Tech companies are understandably pushing back against the telecoms. Consumers love the "free" phone calls and video streaming that is "free" or much cheaper than cable TV. The push to differentiate Internet traffic directly impacts the profit margins. To fight back, the big players banded together and coined the principle of "net neutrality".

The "net neutrality" principle is to demand that all types of Internet traffic be treated the same. The principle appeals to our notion of equal and fair treatment but note that fairness is applied to inanimate, manufactured objects ("bits" of data) that could not sense "fair" rather than people with feelings. The parties injured by the alleged lack of fairness are the tech giants, not users (not yet, more to come).

Net neutrality also appeals to nostalgia. In the beginning, the Internet revolution succeeded because of its single-minded pursuit of turning everything into "bits". Theoretically, emails, videos, images, voice, etc. can all be converted into streams of 1s and 0s and pushed through networks of pipes regardless of their aggregated identities. This tactic vastly simplifies all communications technologies, and dominated in applications that are low bandwidth, and asynchronous.

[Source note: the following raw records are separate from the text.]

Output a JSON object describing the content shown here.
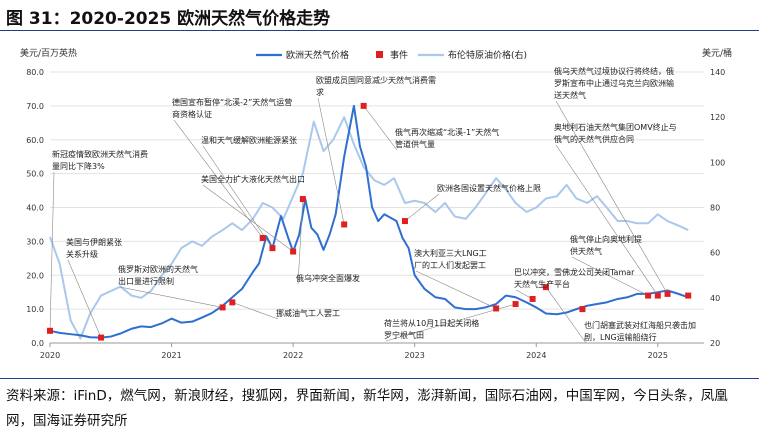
{
  "figure_title": "图 31：2020-2025 欧洲天然气价格走势",
  "source": "资料来源：iFinD，燃气网，新浪财经，搜狐网，界面新闻，新华网，澎湃新闻，国际石油网，中国军网，今日头条，凤凰网，国海证券研究所",
  "colors": {
    "gas": "#2f6fd0",
    "brent": "#a9c8ec",
    "event": "#e02020",
    "annotation": "#222222"
  },
  "chart_data": {
    "type": "line",
    "ylabel_left": "美元/百万英热",
    "ylabel_right": "美元/桶",
    "y_left_ticks": [
      "0.0",
      "10.0",
      "20.0",
      "30.0",
      "40.0",
      "50.0",
      "60.0",
      "70.0",
      "80.0"
    ],
    "y_right_ticks": [
      "20",
      "40",
      "60",
      "80",
      "100",
      "120",
      "140"
    ],
    "ylim_left": [
      0,
      80
    ],
    "ylim_right": [
      20,
      140
    ],
    "x_ticks": [
      "2020",
      "2021",
      "2022",
      "2023",
      "2024",
      "2025"
    ],
    "xlim": [
      2020.0,
      2025.38
    ],
    "legend": [
      "欧洲天然气价格",
      "事件",
      "布伦特原油价格(右)"
    ],
    "legend_position": "top",
    "series": [
      {
        "name": "欧洲天然气价格",
        "axis": "left",
        "x": [
          2020.0,
          2020.08,
          2020.17,
          2020.25,
          2020.33,
          2020.42,
          2020.5,
          2020.58,
          2020.67,
          2020.75,
          2020.83,
          2020.92,
          2021.0,
          2021.08,
          2021.17,
          2021.25,
          2021.33,
          2021.42,
          2021.5,
          2021.58,
          2021.67,
          2021.72,
          2021.78,
          2021.83,
          2021.9,
          2021.96,
          2022.0,
          2022.05,
          2022.1,
          2022.15,
          2022.2,
          2022.25,
          2022.3,
          2022.35,
          2022.42,
          2022.5,
          2022.55,
          2022.6,
          2022.65,
          2022.7,
          2022.75,
          2022.8,
          2022.85,
          2022.9,
          2022.95,
          2023.0,
          2023.08,
          2023.17,
          2023.25,
          2023.33,
          2023.42,
          2023.5,
          2023.58,
          2023.67,
          2023.75,
          2023.83,
          2023.92,
          2024.0,
          2024.08,
          2024.17,
          2024.25,
          2024.33,
          2024.42,
          2024.5,
          2024.58,
          2024.67,
          2024.75,
          2024.83,
          2024.92,
          2025.0,
          2025.08,
          2025.17,
          2025.25
        ],
        "y": [
          3.6,
          3.0,
          2.6,
          2.3,
          1.7,
          1.6,
          1.9,
          2.8,
          4.2,
          4.9,
          4.7,
          5.8,
          7.2,
          6.0,
          6.3,
          7.5,
          8.8,
          11.0,
          13.5,
          16.0,
          21.0,
          23.5,
          31.5,
          28.0,
          37.5,
          31.0,
          27.0,
          32.0,
          42.5,
          34.0,
          32.0,
          27.5,
          32.0,
          38.0,
          55.0,
          70.0,
          58.0,
          52.0,
          40.0,
          36.0,
          38.0,
          37.0,
          36.0,
          31.0,
          28.0,
          20.0,
          16.0,
          13.5,
          13.0,
          10.5,
          10.0,
          10.0,
          10.5,
          11.5,
          14.0,
          13.5,
          12.0,
          10.5,
          8.7,
          8.5,
          9.0,
          10.0,
          11.0,
          11.5,
          12.0,
          13.0,
          13.5,
          14.5,
          14.5,
          15.0,
          15.5,
          14.5,
          13.5
        ]
      },
      {
        "name": "布伦特原油价格(右)",
        "axis": "right",
        "x": [
          2020.0,
          2020.08,
          2020.17,
          2020.25,
          2020.33,
          2020.42,
          2020.5,
          2020.58,
          2020.67,
          2020.75,
          2020.83,
          2020.92,
          2021.0,
          2021.08,
          2021.17,
          2021.25,
          2021.33,
          2021.42,
          2021.5,
          2021.58,
          2021.67,
          2021.75,
          2021.83,
          2021.92,
          2022.0,
          2022.08,
          2022.17,
          2022.25,
          2022.33,
          2022.42,
          2022.5,
          2022.58,
          2022.67,
          2022.75,
          2022.83,
          2022.92,
          2023.0,
          2023.08,
          2023.17,
          2023.25,
          2023.33,
          2023.42,
          2023.5,
          2023.58,
          2023.67,
          2023.75,
          2023.83,
          2023.92,
          2024.0,
          2024.08,
          2024.17,
          2024.25,
          2024.33,
          2024.42,
          2024.5,
          2024.58,
          2024.67,
          2024.75,
          2024.83,
          2024.92,
          2025.0,
          2025.08,
          2025.17,
          2025.25
        ],
        "y": [
          67,
          55,
          30,
          22,
          33,
          41,
          43,
          45,
          41,
          40,
          43,
          50,
          55,
          62,
          65,
          63,
          67,
          70,
          73,
          70,
          75,
          82,
          80,
          75,
          85,
          95,
          118,
          105,
          110,
          120,
          108,
          98,
          92,
          90,
          93,
          82,
          83,
          82,
          78,
          82,
          76,
          75,
          80,
          86,
          93,
          88,
          82,
          78,
          80,
          84,
          85,
          90,
          84,
          82,
          85,
          80,
          74,
          74,
          73,
          73,
          77,
          74,
          72,
          70
        ]
      }
    ],
    "events": {
      "name": "事件",
      "x": [
        2020.0,
        2020.42,
        2021.42,
        2021.5,
        2021.75,
        2021.83,
        2022.0,
        2022.08,
        2022.42,
        2022.58,
        2022.92,
        2023.67,
        2023.83,
        2023.97,
        2024.08,
        2024.38,
        2024.92,
        2025.0,
        2025.08,
        2025.25
      ],
      "y": [
        3.6,
        1.6,
        10.5,
        12.0,
        31.0,
        28.0,
        27.0,
        42.5,
        35.0,
        70.0,
        36.0,
        10.2,
        11.5,
        13.0,
        16.5,
        10.0,
        14.0,
        14.0,
        14.5,
        14.0
      ]
    },
    "annotations": [
      {
        "text": [
          "新冠疫情致欧洲天然气消费",
          "量同比下降3%"
        ]
      },
      {
        "text": [
          "美国与伊朗紧张",
          "关系升级"
        ]
      },
      {
        "text": [
          "俄罗斯对欧洲的天然气",
          "出口量进行限制"
        ]
      },
      {
        "text": [
          "挪威油气工人罢工"
        ]
      },
      {
        "text": [
          "德国宣布暂停“北溪-2”天然气运营",
          "商资格认证"
        ]
      },
      {
        "text": [
          "温和天气缓解欧洲能源紧张"
        ]
      },
      {
        "text": [
          "美国全力扩大液化天然气出口"
        ]
      },
      {
        "text": [
          "俄乌冲突全面爆发"
        ]
      },
      {
        "text": [
          "欧盟成员国同意减少天然气消费需",
          "求"
        ]
      },
      {
        "text": [
          "俄气再次缩减“北溪-1”天然气",
          "管道供气量"
        ]
      },
      {
        "text": [
          "欧洲各国设置天然气价格上限"
        ]
      },
      {
        "text": [
          "澳大利亚三大LNG工",
          "厂的工人们发起罢工"
        ]
      },
      {
        "text": [
          "荷兰将从10月1日起关闭格",
          "罗宁根气田"
        ]
      },
      {
        "text": [
          "巴以冲突，雪佛龙公司关闭Tamar",
          "天然气生产平台"
        ]
      },
      {
        "text": [
          "也门胡塞武装对红海船只袭击加",
          "剧，LNG运输船绕行"
        ]
      },
      {
        "text": [
          "俄乌天然气过境协议行将终结，俄",
          "罗斯宣布中止通过乌克兰向欧洲输",
          "送天然气"
        ]
      },
      {
        "text": [
          "奥地利石油天然气集团OMV终止与",
          "俄气的天然气供应合同"
        ]
      },
      {
        "text": [
          "俄气停止向奥地利提",
          "供天然气"
        ]
      }
    ]
  }
}
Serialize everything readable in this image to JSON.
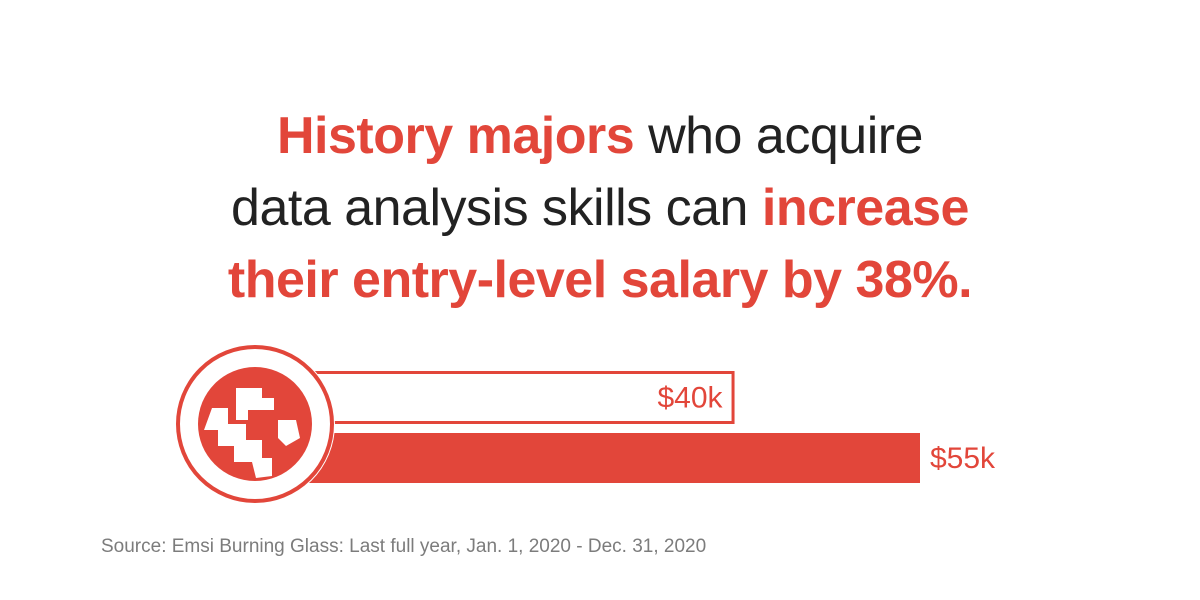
{
  "headline": {
    "line1": {
      "accent": "History majors",
      "rest": " who acquire"
    },
    "line2": {
      "rest": "data analysis skills can ",
      "accent": "increase"
    },
    "line3": {
      "accent": "their entry-level salary by 38%."
    }
  },
  "colors": {
    "accent": "#e2463a",
    "text": "#222222",
    "source": "#7c7c7c"
  },
  "icon": "globe-icon",
  "chart_data": {
    "type": "bar",
    "orientation": "horizontal",
    "categories": [
      "",
      ""
    ],
    "values": [
      40,
      55
    ],
    "labels": [
      "$40k",
      "$55k"
    ],
    "xlim": [
      0,
      55
    ]
  },
  "source": "Source: Emsi Burning Glass: Last full year, Jan. 1, 2020 - Dec. 31, 2020"
}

Over time, Internet technologies encroached into voice and video applications. It is not really the case that technically, all traffic can be treated the same, that is to say, anonymously, not knowing its type. So if "neutrality" means equal treatment, big tech is demanding equal treatment when it comes to bandwidth pricing but not when it comes to service level -- the tech giants are not saying they'd accept the same quality of service for video and voice as for emails!

***

The reason why I'm staying neutral in this debate is because as users, we are in a loss-loss situation. It doesn't matter who wins in this net neutrality debate between two gigantic, highly profitable industries. One side will end up losing revenues to the other side. The losing side will then try to recoup their lost revenues by making users pay more. If the cable company lost, then the cable broadband rates would go up even more. If net neutrality lost, then the Netflix subscription fee would eventually go up.

Net neutrality will not be neutral to consumer pocketbooks.